With the Risk-Based Performance Management methodology there are three ‘scorecards’ which we use to visualise strategy and risk management data and inform the management conversation and decision-making. The three scorecards are:

  • Performance Scorecard
  • Risk Scorecard
  • Control Scorecard

Each of the Scorecards have a similar structure but different content. The basic structure of the scorecards show the main item, the accountability for the item and related indicators. This means that for the Performance Scorecard we would present the Organisations (or Business Unit) Objectives, the Accountable person for each Objective, Appetite Alignment status, Aggregated Objective Score (based on the underlying KPIs), Key Performance Indicators (KPIs), and KPI score.

The Performance Scorecard is designed to enable a management team to focus on the performance of the Organisation with each of the Accountable people speaking to their Objectives. Typically the Performance Scorecard is used in conjunction with the Strategy Map providing an additional level of detail.

An example of a Performance Scorecard  from StratexSystems.

The Risk Scorecard would include the Organisations Key Risk, the Accountable person for each Risk, Appetite Alignment status, Aggregated Risk Score (based on underlying KRIs), Key Risk Assessment data, Current Risk Exposure (in currency value), Key Risk Indicators (KRIs) and KRI score. The Risk Scorecard is designed to enable a management team to focus on the organisation’s risk profile. It enables the management team to review the Risk Appetite Alignment, -are we operating within appetite or are we outside? It provides risk assessment data and exposure values alongside KRI status data so current risk taking can be discussed as can any emerging trends shown up from the indicators. It also highlights any mixed messages that might be coming from the risk assessment results and the indicator data. Naturally they should be giving the same message but often, particularly in less mature risk management environment, they can be different which can highlight the need for further work to embed the process and develop the knowledge, skills and culture. Again, each of the Accountable people should be in the room and around the table and speak to, and lead the discussion around their risks.

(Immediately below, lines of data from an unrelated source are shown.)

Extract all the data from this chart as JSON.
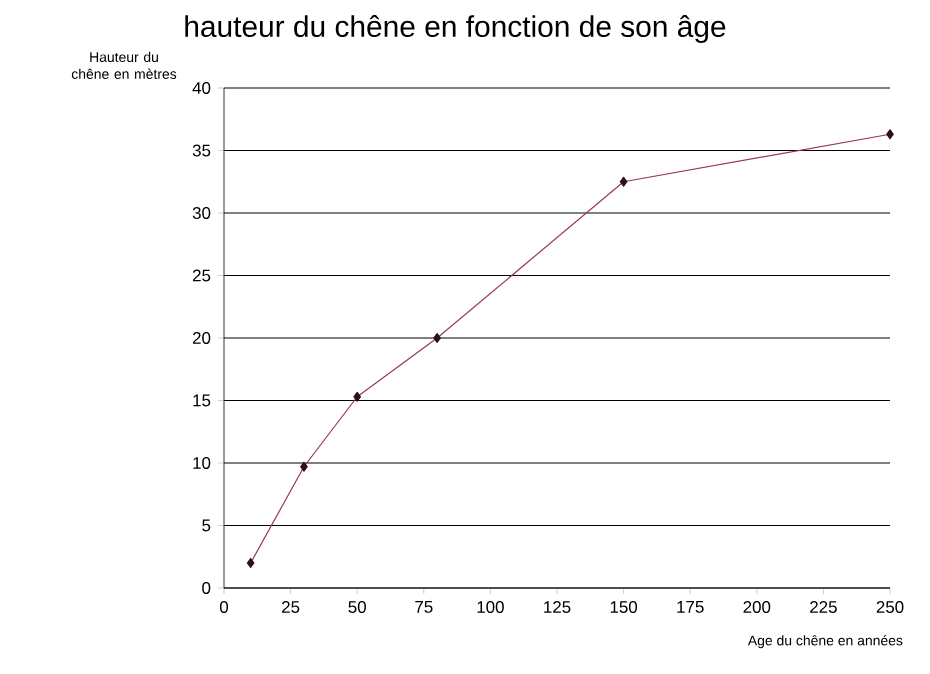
{
  "chart_data": {
    "type": "line",
    "title": "hauteur du chêne en fonction de son âge",
    "xlabel": "Age du chêne en années",
    "ylabel": "Hauteur du chêne en mètres",
    "x": [
      10,
      30,
      50,
      80,
      150,
      250
    ],
    "series": [
      {
        "color": "#993366",
        "values": [
          2,
          9.7,
          15.3,
          20,
          32.5,
          36.3
        ]
      }
    ],
    "xlim": [
      0,
      250
    ],
    "xticks": [
      0,
      25,
      50,
      75,
      100,
      125,
      150,
      175,
      200,
      225,
      250
    ],
    "ylim": [
      0,
      40
    ],
    "yticks": [
      0,
      5,
      10,
      15,
      20,
      25,
      30,
      35,
      40
    ],
    "grid": "y",
    "marker": "diamond",
    "line_style": "solid"
  }
}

An example of a Risk Scorecard  from StratexSystems.

The Control Scorecard would include the Organisation's Key Controls, the Accountable person for each Control, Aggregated Control Score (based on the underlying KCIs), Key Control Assessment data, Key Control Indicator data and KCI score. Like the previous two scorecards, the Control Scorecard brings focus to, and informs the management conversation and decision-making, in this case around the controls environment and effectiveness within the organisation.  Again, each Accountable should lead the discussion about their controls.

An example of a Control Scorecard  from StratexSystems.

Each of the three scorecards above have an important role in, informing the management conversation and decision-making around strategy execution and risk management. Individually, they ‘speak’ to and  align each of the three lines of defence. The Performance Scorecard would be the primary tool for the First line, the Risk Scorecard would be the primary tool for the second line and the Control Scorecard would be the primary tool for the Third line. However each of the three lines are going to draw information and insights from each of the Scorecard’s and they will help reduce the silos that can be so problematic between the lines.

A key benefit of the Risk-Based Performance Management methodology is that it provides an overarching framework to bring together and align the organisation so that the strategy is delivered, sustainably and within appetite.